Larson had a string of TV hits in the 1970s and ’80s, and dozens of writing and producing credits to his name. His shows were rarely favored by critics, but his biggest hits enjoyed long runs in primetime and in syndication.
In reflecting on his long career, Larson credited his success to having a strong sense of the type of shows that would click with Middle America.
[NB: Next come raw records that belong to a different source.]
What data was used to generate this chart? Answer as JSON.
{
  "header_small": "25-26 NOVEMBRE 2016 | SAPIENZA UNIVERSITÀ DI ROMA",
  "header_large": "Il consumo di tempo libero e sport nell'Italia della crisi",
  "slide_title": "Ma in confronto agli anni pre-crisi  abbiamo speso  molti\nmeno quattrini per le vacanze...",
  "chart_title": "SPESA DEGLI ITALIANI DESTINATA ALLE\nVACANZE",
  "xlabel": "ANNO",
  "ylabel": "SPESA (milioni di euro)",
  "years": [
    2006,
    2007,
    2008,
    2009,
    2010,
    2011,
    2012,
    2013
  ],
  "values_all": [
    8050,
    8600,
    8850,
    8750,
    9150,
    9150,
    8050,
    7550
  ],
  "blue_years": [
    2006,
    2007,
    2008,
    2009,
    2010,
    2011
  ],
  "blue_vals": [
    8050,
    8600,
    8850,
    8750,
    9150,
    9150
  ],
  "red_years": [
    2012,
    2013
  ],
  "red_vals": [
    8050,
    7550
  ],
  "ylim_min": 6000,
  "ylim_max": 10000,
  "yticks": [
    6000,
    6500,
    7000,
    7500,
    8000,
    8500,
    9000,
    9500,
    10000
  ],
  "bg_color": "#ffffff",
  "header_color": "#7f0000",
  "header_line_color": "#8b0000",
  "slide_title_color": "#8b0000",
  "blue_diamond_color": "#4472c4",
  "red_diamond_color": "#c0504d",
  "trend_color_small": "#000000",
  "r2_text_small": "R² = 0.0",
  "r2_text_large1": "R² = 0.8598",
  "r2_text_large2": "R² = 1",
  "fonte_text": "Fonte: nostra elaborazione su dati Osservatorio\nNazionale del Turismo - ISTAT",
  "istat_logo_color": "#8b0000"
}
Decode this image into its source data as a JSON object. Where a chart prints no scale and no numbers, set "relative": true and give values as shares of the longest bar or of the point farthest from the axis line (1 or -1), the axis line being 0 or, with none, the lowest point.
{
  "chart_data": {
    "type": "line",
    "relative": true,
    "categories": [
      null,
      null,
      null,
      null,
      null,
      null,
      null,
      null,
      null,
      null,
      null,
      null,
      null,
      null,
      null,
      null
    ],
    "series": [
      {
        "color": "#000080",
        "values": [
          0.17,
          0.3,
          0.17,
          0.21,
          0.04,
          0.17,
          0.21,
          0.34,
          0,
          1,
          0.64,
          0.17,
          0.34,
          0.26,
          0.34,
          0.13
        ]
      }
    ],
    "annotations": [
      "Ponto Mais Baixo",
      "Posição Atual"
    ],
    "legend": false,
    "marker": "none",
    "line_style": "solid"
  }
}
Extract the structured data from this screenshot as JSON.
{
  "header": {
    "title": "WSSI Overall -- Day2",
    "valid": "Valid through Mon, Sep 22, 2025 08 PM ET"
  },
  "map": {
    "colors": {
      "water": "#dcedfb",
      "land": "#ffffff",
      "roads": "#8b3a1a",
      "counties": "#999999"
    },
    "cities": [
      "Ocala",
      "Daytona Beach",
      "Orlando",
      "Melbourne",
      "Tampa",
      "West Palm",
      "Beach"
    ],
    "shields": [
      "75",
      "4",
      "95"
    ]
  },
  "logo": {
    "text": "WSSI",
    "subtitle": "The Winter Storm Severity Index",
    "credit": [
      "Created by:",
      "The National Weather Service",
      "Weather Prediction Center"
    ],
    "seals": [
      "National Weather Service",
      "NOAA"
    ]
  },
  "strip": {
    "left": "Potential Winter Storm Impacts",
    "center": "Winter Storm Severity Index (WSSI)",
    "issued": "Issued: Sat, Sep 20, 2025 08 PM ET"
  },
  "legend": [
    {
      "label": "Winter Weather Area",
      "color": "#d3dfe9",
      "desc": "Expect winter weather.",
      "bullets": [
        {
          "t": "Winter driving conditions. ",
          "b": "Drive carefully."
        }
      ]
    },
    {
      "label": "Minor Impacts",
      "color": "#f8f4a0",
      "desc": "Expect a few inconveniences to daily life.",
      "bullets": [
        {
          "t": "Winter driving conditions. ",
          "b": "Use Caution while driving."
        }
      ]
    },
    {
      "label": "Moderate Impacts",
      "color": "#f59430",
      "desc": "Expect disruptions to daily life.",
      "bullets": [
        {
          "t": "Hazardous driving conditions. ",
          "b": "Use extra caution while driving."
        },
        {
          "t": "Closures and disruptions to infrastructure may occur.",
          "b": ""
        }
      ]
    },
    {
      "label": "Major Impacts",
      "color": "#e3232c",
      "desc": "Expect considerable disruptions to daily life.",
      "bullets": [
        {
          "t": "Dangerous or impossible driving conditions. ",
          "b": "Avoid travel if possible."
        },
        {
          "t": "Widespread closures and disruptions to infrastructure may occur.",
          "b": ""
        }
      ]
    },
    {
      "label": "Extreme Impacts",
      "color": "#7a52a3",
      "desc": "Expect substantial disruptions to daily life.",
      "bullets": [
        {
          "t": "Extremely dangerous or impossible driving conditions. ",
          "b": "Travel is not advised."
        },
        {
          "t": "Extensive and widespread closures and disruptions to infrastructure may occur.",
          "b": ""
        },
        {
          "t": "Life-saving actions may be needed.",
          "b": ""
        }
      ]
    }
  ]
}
Larson said his milieu was defined as shows that were “enjoyable, they had a pretty decent dose of humor and they all struck a chord out there in the mainstream,” Larson told the Archive of American Television in 2009. “What we weren’t going to win … was a shelf full of Emmys. Ours were not the shows that were doing anything more than reaching a core audience. I would like to think that they brought a lot of entertainment into the living room.”
After growing up in Los Angeles, Larson got his start in the biz as a singer and a member of the pop vocal group the Four Preps, and he also worked as an NBC page. (Larson’s earliest mention in Variety is an item from the Aug. 7, 1957, edition of Daily Variety noting that the Four Preps were set for a guest shot on “The Adventures of Ozzie and Harriet.”)
By the mid-1960s he had segued into TV writing and in 1969 he began a long tenure at Universal TV, starting with a spec script that he sold to “It Takes a Thief,” which starred Robert Wagner, whom Larson had known since his days at Hollywood High School. During his early Universal years, Larson was a key producer on “McCloud” with Dennis Weaver.
Larson created his first show, “Alias Smith and Jones,” in 1971, but left the ABC Western right after star Peter Duel committed suicide.
Larson also co-created “Quincy M.E.” with Lou Shaw. The NBC forensic drama starring Jack Klugman had an eight-season run from 1976-83, although Larson was ousted from the series early on.
He created “Battlestar Galactica” a few years later, after “Star Wars” ignited showbiz interest in space operas. Although the original series lasted only one season — ABC cut the cord in 1979 after two dozen episodes partly because of its hefty production cost — it had a “Star Trek”-like rebirth in the mid-2000s on Syfy.
Writers Ronald D. Moore and David Eick steered the Syfy revival that began as a miniseries in 2003 and expanded to a regular series that garnered critical acclaim for stars Edward James Olmos, Mary McConnell, Katie Sackhoff and Tricia Helfer.
“Magnum, P.I.” was a smash hit for CBS that launched Tom Selleck into stardom and ran from 1980-88. Larson created the show with Donald Bellisario, with whom he had already worked with on “Quincy M.E.” and “Battlestar Galactica.” Selleck played a Vietnam vet turned private investigator in Hawaii.
Larson was a key player in the career of TV leading man Lee Majors, who starred in the Larson-created ABC series “The Six Million Dollar Man” (1974-78) and “The Fall Guy” (1981-86).
Larson wrote and exec produced NBC’s “Knight Rider” (1982-86), starring David Hasselhoff as a crime-fighter whose work was aided by a talking car and supercomputer, K.I.T.T., voiced by William Daniels.
Larson earned three Emmy nominations during his long career, all for producing. “McCloud” was nommed for limited series in 1974 and 1975, while “Quincy” grabbed a best drama series bid in 1978.
More recently, Larson reunited with other members of the Four Preps in 2004 for a PBS special.
In addition to his brother, Larson is survived by his wife Jeannie; former wives Carol Gourley and Janet Curtis; and nine children.